Suivi d’une réflexion d’Antoine, médecin et animateur de la commission Santé du PRCF
« Le soin de bien mourir est indissociable du soin de bien vivre. »
Désireux de faire diversion à l’impopularité massive que lui vaut sa politique antisociale (maintien de la contre-réforme des retraites, coupes budgétaires massives sur les services publics, blocage de fait des salaires…), antinationale (« saut fédéral européen » en cours, feu vert de Bruxelles à l’accord UE/Mercosur au mépris des paysans français), belliciste (marche de l’UE-OTAN vers la guerre continentale contre la Russie) et xénophobe (alignement de B. Retailleau, le ministre de l’Intérieur, sur les exigences barbares du RN), le régime macroniste à l’agonie tente d’exploiter les questions « sociétales » pour feindre d’échapper aux antagonismes de classes. Vivant sous la crainte permanente d’une motion de censure parlementaire et craignant en réalité un soulèvement populaire, le fragile gouvernement Macron-Bayrou tente en effet de s’offrir une « union nationale » controuvée en rouvrant, de manière tronquée du reste, le débat parlementaire inachevé et suspendu sur les « fins de vie ». Une question que le bloc gouvernemental chapeauté par F. Bayrou prétend même vouloir « dépolitiser »…

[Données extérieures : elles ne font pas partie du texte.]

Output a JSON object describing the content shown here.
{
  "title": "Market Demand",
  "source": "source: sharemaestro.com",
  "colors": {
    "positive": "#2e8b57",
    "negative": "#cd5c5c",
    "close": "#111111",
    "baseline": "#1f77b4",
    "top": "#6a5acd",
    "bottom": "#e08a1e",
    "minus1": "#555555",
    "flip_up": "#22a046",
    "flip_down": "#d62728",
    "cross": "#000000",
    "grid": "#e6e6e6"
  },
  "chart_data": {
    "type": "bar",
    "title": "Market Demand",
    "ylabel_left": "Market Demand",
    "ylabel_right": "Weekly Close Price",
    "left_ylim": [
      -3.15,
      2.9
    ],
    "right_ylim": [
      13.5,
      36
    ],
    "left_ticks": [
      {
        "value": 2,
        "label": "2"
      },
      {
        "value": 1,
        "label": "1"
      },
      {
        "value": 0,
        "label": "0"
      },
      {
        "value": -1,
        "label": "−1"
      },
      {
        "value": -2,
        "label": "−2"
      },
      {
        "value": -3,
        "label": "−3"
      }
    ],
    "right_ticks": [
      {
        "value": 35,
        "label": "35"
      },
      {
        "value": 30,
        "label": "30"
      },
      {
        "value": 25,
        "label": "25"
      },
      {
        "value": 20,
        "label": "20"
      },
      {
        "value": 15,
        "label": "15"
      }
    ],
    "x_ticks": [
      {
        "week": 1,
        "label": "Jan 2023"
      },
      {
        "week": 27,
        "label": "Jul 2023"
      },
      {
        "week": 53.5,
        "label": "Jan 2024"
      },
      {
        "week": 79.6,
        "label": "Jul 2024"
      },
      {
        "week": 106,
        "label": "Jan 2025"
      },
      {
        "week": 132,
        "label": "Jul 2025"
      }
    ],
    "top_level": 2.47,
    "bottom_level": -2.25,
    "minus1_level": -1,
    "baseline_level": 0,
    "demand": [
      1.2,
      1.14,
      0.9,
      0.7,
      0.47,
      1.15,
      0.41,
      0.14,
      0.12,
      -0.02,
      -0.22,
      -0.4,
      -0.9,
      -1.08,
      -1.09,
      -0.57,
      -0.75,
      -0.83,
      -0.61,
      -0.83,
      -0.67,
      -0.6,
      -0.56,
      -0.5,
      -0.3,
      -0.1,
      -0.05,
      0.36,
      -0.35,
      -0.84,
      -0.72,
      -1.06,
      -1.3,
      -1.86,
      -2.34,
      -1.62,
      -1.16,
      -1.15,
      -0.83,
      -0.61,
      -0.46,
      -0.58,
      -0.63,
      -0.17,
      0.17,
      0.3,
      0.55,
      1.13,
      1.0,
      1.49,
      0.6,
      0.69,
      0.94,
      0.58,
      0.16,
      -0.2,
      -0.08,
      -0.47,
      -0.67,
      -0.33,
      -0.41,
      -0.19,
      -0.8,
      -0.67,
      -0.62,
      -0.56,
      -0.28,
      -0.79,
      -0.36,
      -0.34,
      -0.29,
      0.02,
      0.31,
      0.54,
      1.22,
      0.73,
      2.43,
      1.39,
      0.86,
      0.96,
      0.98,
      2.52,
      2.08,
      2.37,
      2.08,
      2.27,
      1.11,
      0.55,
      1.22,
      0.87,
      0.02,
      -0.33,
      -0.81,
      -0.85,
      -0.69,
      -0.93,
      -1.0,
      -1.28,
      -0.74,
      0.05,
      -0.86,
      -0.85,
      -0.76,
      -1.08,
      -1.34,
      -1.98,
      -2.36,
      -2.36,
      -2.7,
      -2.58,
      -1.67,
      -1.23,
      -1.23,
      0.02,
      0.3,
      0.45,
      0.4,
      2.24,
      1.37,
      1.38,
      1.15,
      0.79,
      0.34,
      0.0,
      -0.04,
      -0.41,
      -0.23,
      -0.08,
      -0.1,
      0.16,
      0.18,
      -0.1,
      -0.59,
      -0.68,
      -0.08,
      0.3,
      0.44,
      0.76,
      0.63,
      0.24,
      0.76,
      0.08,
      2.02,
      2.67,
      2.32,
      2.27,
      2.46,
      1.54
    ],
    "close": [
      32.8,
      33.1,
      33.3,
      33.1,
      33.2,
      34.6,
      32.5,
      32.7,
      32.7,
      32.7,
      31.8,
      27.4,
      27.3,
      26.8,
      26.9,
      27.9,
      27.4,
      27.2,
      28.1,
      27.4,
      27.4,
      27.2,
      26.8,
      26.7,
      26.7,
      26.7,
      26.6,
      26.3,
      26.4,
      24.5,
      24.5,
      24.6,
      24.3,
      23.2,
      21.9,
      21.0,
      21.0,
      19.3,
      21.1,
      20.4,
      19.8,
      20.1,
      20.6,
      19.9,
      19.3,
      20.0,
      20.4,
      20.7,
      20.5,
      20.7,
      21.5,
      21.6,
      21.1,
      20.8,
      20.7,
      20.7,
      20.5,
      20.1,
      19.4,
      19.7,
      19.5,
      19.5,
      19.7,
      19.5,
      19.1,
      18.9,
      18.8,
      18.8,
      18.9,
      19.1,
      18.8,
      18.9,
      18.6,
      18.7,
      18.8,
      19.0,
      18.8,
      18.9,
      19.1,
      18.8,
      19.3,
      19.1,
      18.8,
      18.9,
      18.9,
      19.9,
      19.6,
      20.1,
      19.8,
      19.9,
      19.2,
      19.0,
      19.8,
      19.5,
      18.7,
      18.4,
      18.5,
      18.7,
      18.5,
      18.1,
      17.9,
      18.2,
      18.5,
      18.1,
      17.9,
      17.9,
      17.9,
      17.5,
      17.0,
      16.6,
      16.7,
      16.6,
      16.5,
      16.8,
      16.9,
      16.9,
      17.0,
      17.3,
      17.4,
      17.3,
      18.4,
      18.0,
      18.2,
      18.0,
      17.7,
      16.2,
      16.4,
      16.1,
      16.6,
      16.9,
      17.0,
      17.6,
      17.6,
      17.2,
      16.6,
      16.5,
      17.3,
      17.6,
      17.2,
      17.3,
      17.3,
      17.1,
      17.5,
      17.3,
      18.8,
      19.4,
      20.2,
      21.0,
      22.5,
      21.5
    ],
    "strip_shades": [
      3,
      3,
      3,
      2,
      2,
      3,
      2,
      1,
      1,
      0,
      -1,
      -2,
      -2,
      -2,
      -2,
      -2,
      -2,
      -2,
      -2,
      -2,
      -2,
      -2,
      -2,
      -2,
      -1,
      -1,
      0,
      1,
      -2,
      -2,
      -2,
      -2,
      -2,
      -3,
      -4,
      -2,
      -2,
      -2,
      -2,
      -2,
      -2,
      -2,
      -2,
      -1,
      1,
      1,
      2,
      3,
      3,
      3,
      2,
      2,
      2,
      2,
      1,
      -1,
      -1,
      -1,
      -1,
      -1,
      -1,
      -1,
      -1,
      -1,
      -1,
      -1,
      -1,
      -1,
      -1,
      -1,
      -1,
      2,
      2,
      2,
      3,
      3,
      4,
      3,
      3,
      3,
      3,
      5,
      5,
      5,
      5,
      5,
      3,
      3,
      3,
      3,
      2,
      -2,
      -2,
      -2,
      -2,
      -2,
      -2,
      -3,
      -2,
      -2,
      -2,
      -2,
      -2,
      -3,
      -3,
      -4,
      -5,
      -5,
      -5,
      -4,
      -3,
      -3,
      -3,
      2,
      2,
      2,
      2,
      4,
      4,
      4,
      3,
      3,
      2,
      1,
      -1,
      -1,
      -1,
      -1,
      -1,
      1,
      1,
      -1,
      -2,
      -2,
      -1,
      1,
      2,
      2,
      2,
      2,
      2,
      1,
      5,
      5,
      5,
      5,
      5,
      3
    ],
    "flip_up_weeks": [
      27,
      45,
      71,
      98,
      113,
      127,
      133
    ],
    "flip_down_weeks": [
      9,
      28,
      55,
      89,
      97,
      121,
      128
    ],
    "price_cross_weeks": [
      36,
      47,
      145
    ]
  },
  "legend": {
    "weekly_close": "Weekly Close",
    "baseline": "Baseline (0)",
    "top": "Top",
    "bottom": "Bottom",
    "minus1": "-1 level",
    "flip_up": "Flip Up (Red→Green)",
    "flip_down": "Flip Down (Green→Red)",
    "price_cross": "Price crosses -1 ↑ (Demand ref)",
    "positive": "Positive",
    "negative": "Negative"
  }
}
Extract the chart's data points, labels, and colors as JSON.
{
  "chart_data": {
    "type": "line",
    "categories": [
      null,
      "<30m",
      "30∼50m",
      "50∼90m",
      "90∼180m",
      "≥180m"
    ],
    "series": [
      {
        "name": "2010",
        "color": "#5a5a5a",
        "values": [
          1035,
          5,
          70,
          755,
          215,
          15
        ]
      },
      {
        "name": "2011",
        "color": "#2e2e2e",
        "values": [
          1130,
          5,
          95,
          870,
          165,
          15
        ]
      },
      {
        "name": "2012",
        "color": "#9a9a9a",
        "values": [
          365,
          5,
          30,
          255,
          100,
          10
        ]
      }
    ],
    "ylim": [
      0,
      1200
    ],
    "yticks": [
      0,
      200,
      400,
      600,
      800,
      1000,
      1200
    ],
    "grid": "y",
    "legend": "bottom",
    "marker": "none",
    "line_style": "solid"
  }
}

Il s’agit pourtant d’un problème sociopolitique bien réel et socialement clivant: en effet, les personnes très malades et/ou très âgées sont trop souvent malmenées, voire abandonnées ou franchement maltraitées dans une société où l’hôpital public périclite, où des zones rurales ou périurbaines entières sont devenues des déserts médicaux, où des millions de personnes âgées (notamment des femmes) survivent bien plus qu’elles ne vivent, où les liens de solidarité traditionnels sont distendus et où les maisons de retraite et autres EHPAD livrées aux chasseurs de profit sont souvent hors de prix et où les familles pauvres, voire des familles « moyennes », n’ont pas toujours les moyens de garder correctement, quand elles le désirent, et sans se tuer à la tâche, leurs très vieux parents à la maison. En outre, de nombreux départements français ne disposent même pas de « services de soins palliatifs » permettant aux personnes en fin de vie d’achever leur existence avec un minimum de sérénité pour eux et leurs proches. Or cette grave carence relevant d’une forme de maltraitance par omission ne provient pas principalement d’un « vide législatif », comme voudrait le faire croire le gouvernement, mais bien des politiques d’euro-austérité continûment et inhumainement appliquées depuis des décennies aux secteurs de la santé et du soin sous l’impulsion des directives européennes. Il faudrait aussi parler… du prix prohibitif des obsèques puisque dans nos pays capitalistes où tout s’achète et se vend, la mort reste un commerce fort lucratif !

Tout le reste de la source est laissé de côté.